Its a tough time for macro: "Dalio's fund had peak returns of 45% in 2010 and 25% in 2011, but has struggled since then. His flagship fund returned an annualized 3.8% since the beginning of 2012, even with last year's 15% gain. This lags other well known funds like Jeff Talpins’s Element Capital Management and Tudor Investment Corp." That is the alpha fund they are referring to. I think his beta 'all-weather fund' is doing a lot better with a return closer to 10% since then (but dont quote me on that) My strategy during this bad macro environment is to do a beta type strategy akin to the all-weather strategy (though with my own twist), eak out my 5-10% a year and save my discretionary bets for a time when there are some real macro dislocation and its time to pull out the guns to make real cash
I just tripled my position in Greek stocks, also bought some for my swing account. I like the chart, I like their economic numbers and I like the fact that no one is talking about Greek stocks
Finished 2019 with a pretty nice return of 19.7%, a few percentage points ahead of my 'benchmark' the Dalio All Seasons portfolio. In terms of portfolio contribution the main contributors were: Since pretty much everything was ripping up, I had no significant losses. I did lose a little on a SPY short late in the year and my TSLA put also lost some but is part of the plan. One of my rules is to risk 1% a year in shorts/puts in order to help hedge the downside of my portfolio. But other than that it was an easy year for those long a passive portfolio of well selected assets. One of the reasons for these 'easy' returns were the fact that markets imploded late in 2018 and started 2019 from a low base, making it easy for them to pop back up, and also the Fed somehow found reasons to ease with unemployment at 3.5% and inflation at target. In 2018 IIRC I had a 0.5% return because all my 2018 YTD returns were wiped out on Q4. In 2019 I got them back and then some. I suspect big returns will be hard to come by going forward, in Brazil everything is flying higher, real interest rates are 3.5% going out 30 years which is an all time low historically. REITs are also going through the roof. In the US, valuations are also starting to get stretched. In any event I will try to cap my risk assets at 30-40% because I feel like its starting to make sense to take some money off the table and derisk a little. I'm looking forward for 2020, FNMFN preferred, BTC and my Greek stock position could be big gainers with limited risk, the sort of assymetry I like to invest in. Happy new year
I'm taking advantage of this strong stock market to rebalance out some US and Brazil equity exposure and buy Chinese equities. Meaning I'm selling 10% of some positions here and there (PSH, EWZ, etc) and buying some Chinese ETFs. I'm very long-term bullish on China and this virus thing looks like a good dip to start buying into. If there is any country that can control this its China, I mean, people have no rights there, they will put entire cities into cages if necessary (which is very different from Congo)

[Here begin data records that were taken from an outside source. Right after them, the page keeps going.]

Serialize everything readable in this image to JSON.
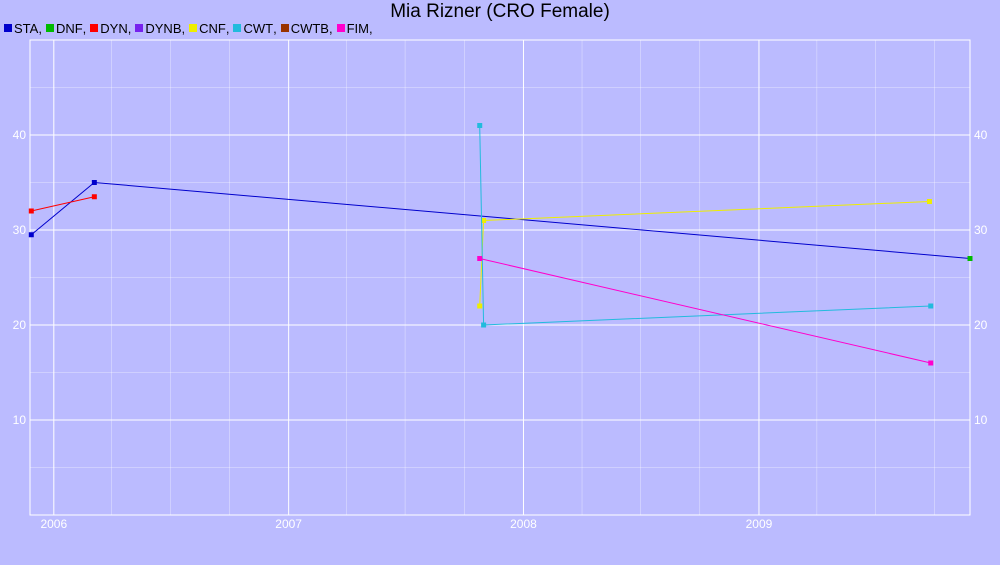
{
  "chart_data": {
    "type": "line",
    "title": "Mia Rizner (CRO Female)",
    "xlabel": "",
    "ylabel": "",
    "xlim": [
      "2005-11-25",
      "2009-11-25"
    ],
    "ylim": [
      0,
      50
    ],
    "x_ticks": [
      "2006",
      "2007",
      "2008",
      "2009"
    ],
    "y_ticks": [
      10,
      20,
      30,
      40
    ],
    "grid": true,
    "legend": "top-left",
    "series": [
      {
        "name": "STA",
        "color": "#0000cc",
        "points": [
          {
            "x": "2005-11-27",
            "y": 29.5
          },
          {
            "x": "2006-03-05",
            "y": 35
          },
          {
            "x": "2009-11-25",
            "y": 27
          }
        ]
      },
      {
        "name": "DNF",
        "color": "#00bb00",
        "points": [
          {
            "x": "2009-11-25",
            "y": 27
          }
        ]
      },
      {
        "name": "DYN",
        "color": "#ff0000",
        "points": [
          {
            "x": "2005-11-27",
            "y": 32
          },
          {
            "x": "2006-03-05",
            "y": 33.5
          }
        ]
      },
      {
        "name": "DYNB",
        "color": "#7722ee",
        "points": []
      },
      {
        "name": "CNF",
        "color": "#eeee00",
        "points": [
          {
            "x": "2007-10-25",
            "y": 22
          },
          {
            "x": "2007-10-31",
            "y": 31
          },
          {
            "x": "2009-09-23",
            "y": 33
          }
        ]
      },
      {
        "name": "CWT",
        "color": "#22bbdd",
        "points": [
          {
            "x": "2007-10-25",
            "y": 41
          },
          {
            "x": "2007-10-31",
            "y": 20
          },
          {
            "x": "2009-09-25",
            "y": 22
          }
        ]
      },
      {
        "name": "CWTB",
        "color": "#993300",
        "points": []
      },
      {
        "name": "FIM",
        "color": "#ff00cc",
        "points": [
          {
            "x": "2007-10-25",
            "y": 27
          },
          {
            "x": "2009-09-25",
            "y": 16
          }
        ]
      }
    ]
  }
}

One thing that makes me bullish is the fact that the stock market has gone nowhere for more than 1 decade Meanwhile the economy and profits have boomed. Equities are 50% bellow their all-time high, that's usually a good time to buy. Another reason if the fact that China has such a great story, I bet there will be another equity bubble there in the next 10 years. I will profit and sell into that bubble
These chinese stock ETFs are pretty interesting. They trade at 14-18 PE ratios(12 forward PE for the MSCI China Index), 2% div yields, 1.7 book value and they are off more than 50% of their all time highs. That in a world of zero to low interest rates. And most investors dont seem to care about them. Especially in the US. They always have a list of 10 reasons why they shouldn't buy, but that list always exists no matter what stock market you are looking at! The same way one could have come up with those reasons during the US bull run from 2009, and they would have been wrong every year. Every year "analysts" like Gary Shilling and Rosenberg would go out and list all these 'risk' factors, well of course there are risks, thats why you get paid a premium over fixed income! That same thing is true in China with folks like Chanos I urge my readers here to consider allocating some of their stock exposure to China ETFs (I can list the ones I'm using if anyone wants it). This corona thing is a joke, its the stuff for day and swing traders. The long-term value of equities is determined by the present value of future cash flows into infinity, a couple of bad quarters make little difference to its final value. I have written about that here before and anyone can confirm that using a simple DCF. So fundamentally, the corona virus thing makes little to no difference. Remember when Charlie Munger went to cash because there was a virus outbreak in the US in the 60's? Of course not, that never happened because, as an investor, avoiding stocks because of a virus is suicide If anything, if China tanks 20% from here, its an opportunity to load the boat more than anything. There I said it
Best post on ET 2020. thnx... brilliant. You are 100% right, just let time do its thing and avoid margin. 2 thumbs up and then some.
I am exceedingly bearish on global indices, but coronavirus is a joke. >10K deaths in the US during this flu season alone.
He's right af d... but it may take time. This is a HUGE buying opportunity. Its a great call. China's going up. Just give it some time. Pffff... you know I never say that about posts here. This one is a gem. My gut... best call here I've ever read.